Still catching up, but it would be churlish not to mention the 20th anniversary of Margaret Thatcher’s celebrated (in some circles) Bruges speech, which passed the other day with the usual guff from withdrawalists. The BBC’s Nick Robinson has a fun piece on the anniversary celebrations and the Tories’ Europe problem which is well worth reading, considering the fact that they’re likely to be in power at some point within the next couple of years.
Because the Tories under David Cameron still have no EU policy. I’ve been hunting for one for a while now (March 2008, July 2006), and they still seem no closer to working out what they even think of the thing. (It’s not just the Tories, of course – Labour are just as bad…)
The thing is, Thatcher’s near-infamous Bruges speech remains a great starting point for the Tories to set out their position on Britain’s involvement with the rest of Europe.
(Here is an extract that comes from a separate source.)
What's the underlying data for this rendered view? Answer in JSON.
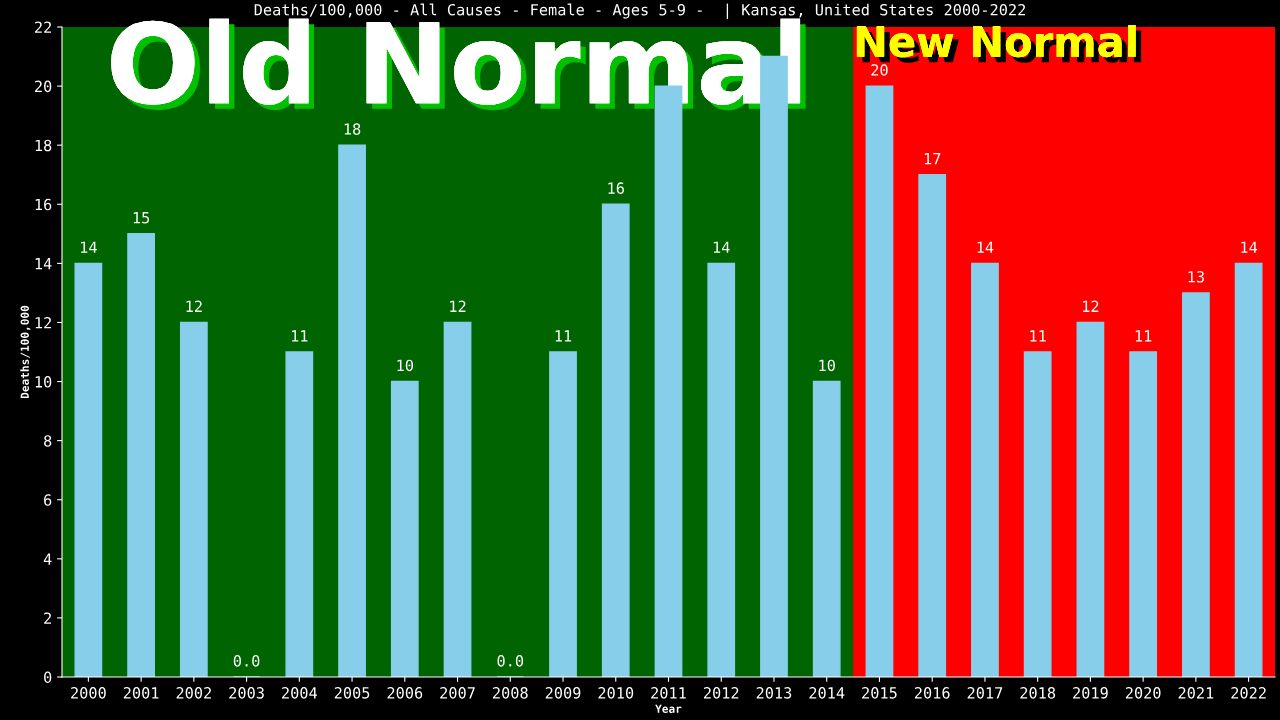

An odd thing for someone who labels himself loosely pro-EU to say? Not really…
The speech is well worth reading in full – because it’s now become this near-mythical anti-EU manifesto for British withdrawalists (notably anti-EU “think tank” the Bruges Group, named after the speech – a think tank not afraid to associate itself with some of the more hysterical anti-EU crowd).
With such a massive reputation to fight through, it’s very easy to make assumptions about what Thatcher actually said. Listen to the anti-EU lot and you’d think that the speech was a blistering attack on the very idea of a common European future, delivered in the kind of foaming-at-the-mouth style that anyone who’s been knocking around EU-related internet forums has come to associate with British euroscepticism. (Seriously, British anti-EU types – you’re embarrassing me here… I want to feel proud of being British, and you’re making us all look like arseholes – same as those drunken tits on the Costa del Sol. Whatever happened to the old British virtues of decency, restraint and politeness?)
Yet it actually contains much that is positive towards a European Union, and fully supports continued British engagement at the heart of the process. It’s just that it doesn’t support the direction the current EU has been heading for the last 30-odd years towards greater centralisation and uniformity. Pretty much all of Thatcher’s suggestions back then are still being made to this day – and not just by eurosceptics.
Sadly, though, Thatcher’s Bruges speech is more referred to than read – and thanks to its current associations with flag-waving anti-EU nutters it is mostly ignored. Yet its overall vision for Europe remains a sound alternative to the current model, while in the details are identified many of the key problems with the current set-up, none of which have really changed in two decades. It’s got its problems, certainly – I don’t advocate everything that Maggie said by any means – but as a starting point for creating an alternative vision for the European Union, it remains both simple (if occasionally overly simplistic) and compelling. Check out the Wordle-generated word cloud of the speech (with only Europe, Community, European, Britain, British and removed – the five most commonly-used words, and in that order) – there may be a slight tilt towards an economic vision of European co-operation, but she covers a lot of ground:
Most satisfying, though, is that it provides a healthy supply of quotes defending and advocating Britain’s close involvement with the rest of Europe (even to the point of advocating greater use of a European single currency) which can be thrown at any British eurosceptics that happen by…
“We British are as much heirs to the legacy of European culture as any other nation. Our links to the rest of Europe, the continent of Europe, have been the dominant factor in our history…
Too often, the history of Europe is described as a series of interminable wars and quarrels. Yet from our perspective today surely what strikes us most is our common experience… It is the record of nearly two thousand years of British involvement in Europe, cooperation with Europe and contribution to Europe, contribution which today is as valid and as strong as ever…
Britain does not dream of some cosy, isolated existence on the fringes of the European Community. Our destiny is in Europe, as part of the Community.”
What are the chances of David Cameron ever making a speech containing that kind of rhetoric? The old Tory squabbles over the EU that dominated the 1990s may well have subsided, but the party leadership are still worried that they’re bubbling away under the surface. The recent campaign for a referendum on the Lisbon Treaty showed how powerful anti-EU populism can be. Though the campaign was ultimately unsuccessful, it did demonstrate one thing – euroscepticism remains a danger to the Conservative party. Perhaps its biggest danger.
These people will be in charge of the EU’s second largest economy – and yet even they don’t know what they are going to do once they come to power.
(On a related note, Richard Corbett may be a decidedly pro-EU Labour MEP writing in the left-wing Guardian, so just about as biased as they come on this topic, but his recent look at current Tory attitudes towards the EU is essential reading.)